Was hat uns die Rürup-Kommission als Erkenntnis für die langfristige Umgestaltung des Gesundheitswesens gebracht? – Gar nichts! Innerhalb der Kommission verlaufen die Fronten ebenso wie in der Gesamtgesellschaft. Die Auffassungen der Professoren Rürup und Lauterbach stehen einander unversöhnlich gegenüber: Versicherungspflicht und Kopfpauschale gegen Pflichtversicherung für das ganze Volk.
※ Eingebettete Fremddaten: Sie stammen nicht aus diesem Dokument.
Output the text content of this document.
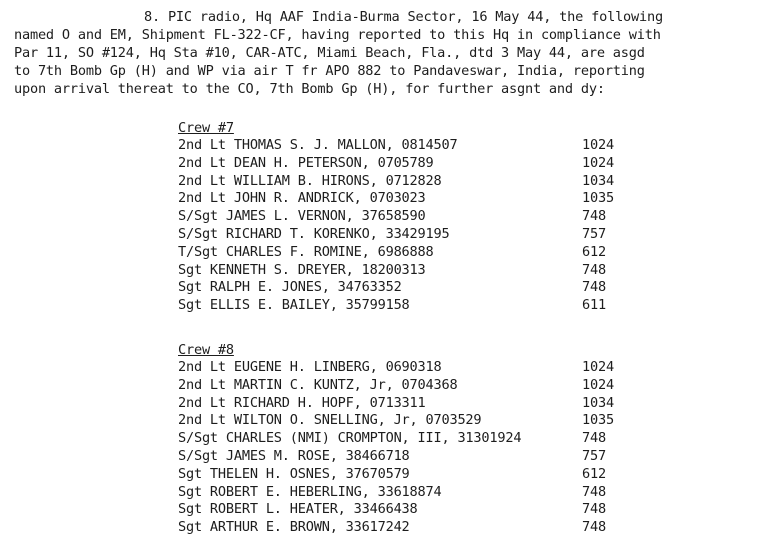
8. PIC radio, Hq AAF India-Burma Sector, 16 May 44, the following
named O and EM, Shipment FL-322-CF, having reported to this Hq in compliance with
Par 11, SO #124, Hq Sta #10, CAR-ATC, Miami Beach, Fla., dtd 3 May 44, are asgd
to 7th Bomb Gp (H) and WP via air T fr APO 882 to Pandaveswar, India, reporting
upon arrival thereat to the CO, 7th Bomb Gp (H), for further asgnt and dy:
Crew #7
2nd Lt THOMAS S. J. MALLON, 0814507	1024
2nd Lt DEAN H. PETERSON, 0705789	1024
2nd Lt WILLIAM B. HIRONS, 0712828	1034
2nd Lt JOHN R. ANDRICK, 0703023	1035
S/Sgt JAMES L. VERNON, 37658590	748
S/Sgt RICHARD T. KORENKO, 33429195	757
T/Sgt CHARLES F. ROMINE, 6986888	612
Sgt KENNETH S. DREYER, 18200313	748
Sgt RALPH E. JONES, 34763352	748
Sgt ELLIS E. BAILEY, 35799158	611
Crew #8
2nd Lt EUGENE H. LINBERG, 0690318	1024
2nd Lt MARTIN C. KUNTZ, Jr, 0704368	1024
2nd Lt RICHARD H. HOPF, 0713311	1034
2nd Lt WILTON O. SNELLING, Jr, 0703529	1035
S/Sgt CHARLES (NMI) CROMPTON, III, 31301924	748
S/Sgt JAMES M. ROSE, 38466718	757
Sgt THELEN H. OSNES, 37670579	612
Sgt ROBERT E. HEBERLING, 33618874	748
Sgt ROBERT L. HEATER, 33466438	748
Sgt ARTHUR E. BROWN, 33617242	748
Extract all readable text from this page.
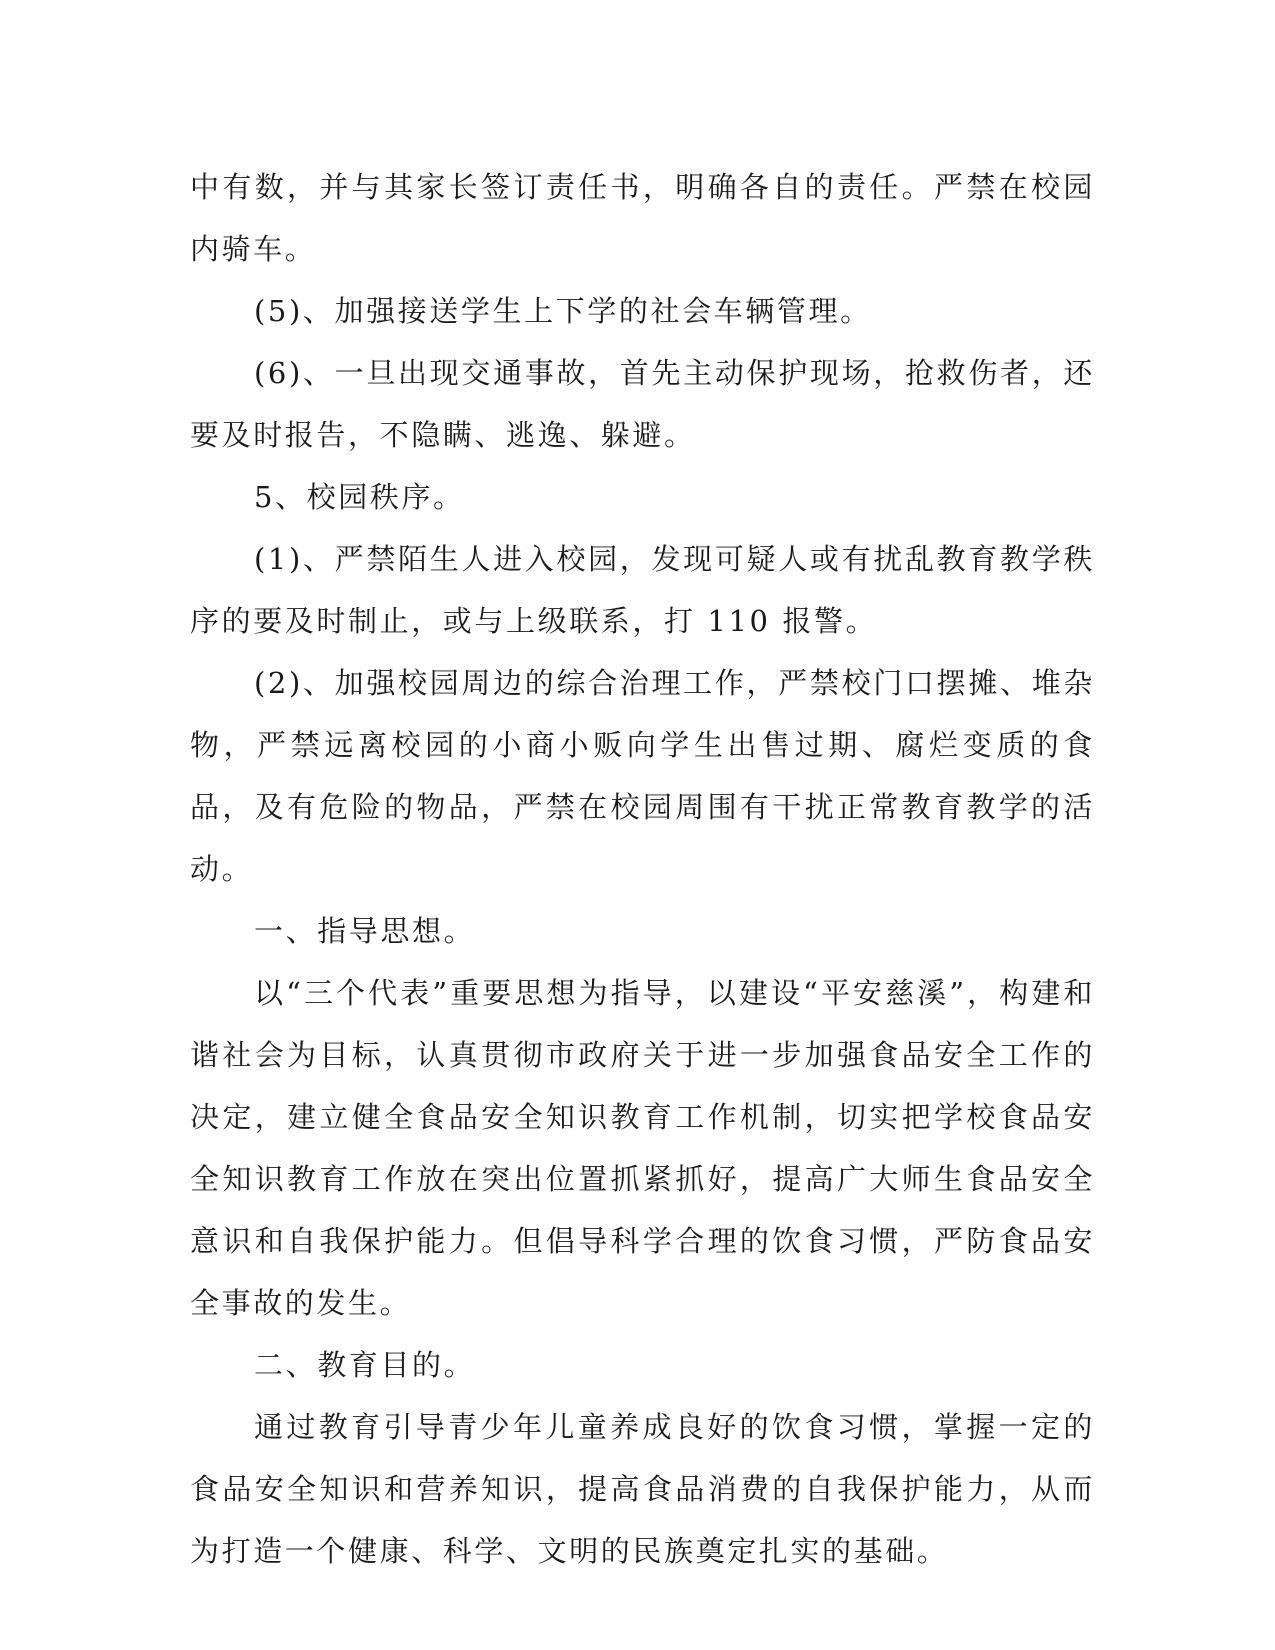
中有数，并与其家长签订责任书，明确各自的责任。严禁在校园内骑车。

(5)、加强接送学生上下学的社会车辆管理。

(6)、一旦出现交通事故，首先主动保护现场，抢救伤者，还要及时报告，不隐瞒、逃逸、躲避。

5、校园秩序。

(1)、严禁陌生人进入校园，发现可疑人或有扰乱教育教学秩序的要及时制止，或与上级联系，打 110 报警。

(2)、加强校园周边的综合治理工作，严禁校门口摆摊、堆杂物，严禁远离校园的小商小贩向学生出售过期、腐烂变质的食品，及有危险的物品，严禁在校园周围有干扰正常教育教学的活动。

一、指导思想。

以“三个代表”重要思想为指导，以建设“平安慈溪”，构建和谐社会为目标，认真贯彻市政府关于进一步加强食品安全工作的决定，建立健全食品安全知识教育工作机制，切实把学校食品安全知识教育工作放在突出位置抓紧抓好，提高广大师生食品安全意识和自我保护能力。但倡导科学合理的饮食习惯，严防食品安全事故的发生。

二、教育目的。

通过教育引导青少年儿童养成良好的饮食习惯，掌握一定的食品安全知识和营养知识，提高食品消费的自我保护能力，从而为打造一个健康、科学、文明的民族奠定扎实的基础。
Die Kommission hat sich mit der diplomatisch geschickten Antwort herausgeredet, zwischen diesen beiden Wegen liege eine Werteentscheidung, die nur das Parlament treffen könne. Ist das wirklich so? – Ja und nein! Ja, denn es geht tatsächlich um gesellschaftliche Grundwerte: Liberalität oder Staatsdirigismus? So viel Staat wie nötig oder so viel Staat wie möglich? Nein, denn die Auswahl ist nach ökonomischen Maßstäben – und um die sollte es in einer mit Ökonomen besetzten Kommission ja ursprünglich gehen – durchaus klar zu treffen.

Die Kopfpauschale beseitigt die Kopplung der Beiträge von den Arbeitseinkommen, die Fehlanreize im Arbeitsmarkt entfallen. Der soziale Ausgleich ist aus Steuermitteln zu leisten. Dann werden alle nach ihrer Leistungsfähigkeit beteiligt, auch die Körperschaften und die Privatversicherten. Die Umlage unterliegt der Etatverantwortung des Bundestages und wird nicht in der Krankenversicherung versteckt. Die Vertragsfreiheit der Selbstständigen bleibt erhalten. Daher wundert es mich nicht, dass der Ökonom Rürup für die wirtschaftliche Freiheit optiert, während sein Kontrahent Lauterbach, der von Haus aus Mediziner und damit in einem streng regulierten Institutionensystem geprägt worden ist, die Gegenposition bezieht.

Diese Gegenposition halte ich aber für reine Ideologie. Eine Pflichtversicherung für das ganze Volk hieße, den Fehler der bisherigen Finanzierung in Abhängigkeit von den Arbeitseinkommen nicht zu beheben, sondern noch zu vergrößern und das marode Prinzip auf andere Wirtschaftsbereiche zu übertragen. Nachdem der Arbeitsmarkt kaputtreguliert wurde, würden dann auch noch der Immobilien- und der Kapitalmarkt folgen, wenn Miet- und Zinseinnahmen einbezogen würden.

Es bleibt zu fragen, ob eine Pflichtversicherung für alle nicht sogar verfassungswidrig wäre. Denn Eingriffe des Staates sind nur dann zulässig, wenn das Ziel nicht auch mit weniger rigiden Maßnahmen zu erreichen ist. Doch genau diese Alternative bietet sich ja in Form der Kopfpauschale, wie die Kommission erklärt hat. Damit sollte die Entscheidung aus juristischer Sicht klar sein. Einen Spielraum für die Politik kann ich bei der Grundsatzfrage nicht erkennen, nur bei den Details! Eine Kopfpauschale müsste nicht einmal das Ende der solidarischen Finanzierung sein, denn auch die Arbeitgeber könnten einen Teil der Pauschale übernehmen. Die Fehlanreize für die Beschäftigung entstehen ja nicht durch den finanziellen Beitrag der Arbeitgeber an sich, sondern durch die unsägliche prozentuale Kopplung.

Doch so sinnvoll die Kopfpauschale sein mag, sogar die Vertreter der Opposition wollten sie auf dem weißen Sofa bei der jüngsten Interpharm nur langfristig als Zukunftsmodell anstreben. Daher habe ich leider wenig Hoffnung, dass die derzeitige Regierung den Mut für diesen längst überfälligen Schritt aufbringt. Bei der umgekehrten Entscheidung dürfte allerdings das Bundesverfassungsgericht ein Wörtchen mitzureden haben!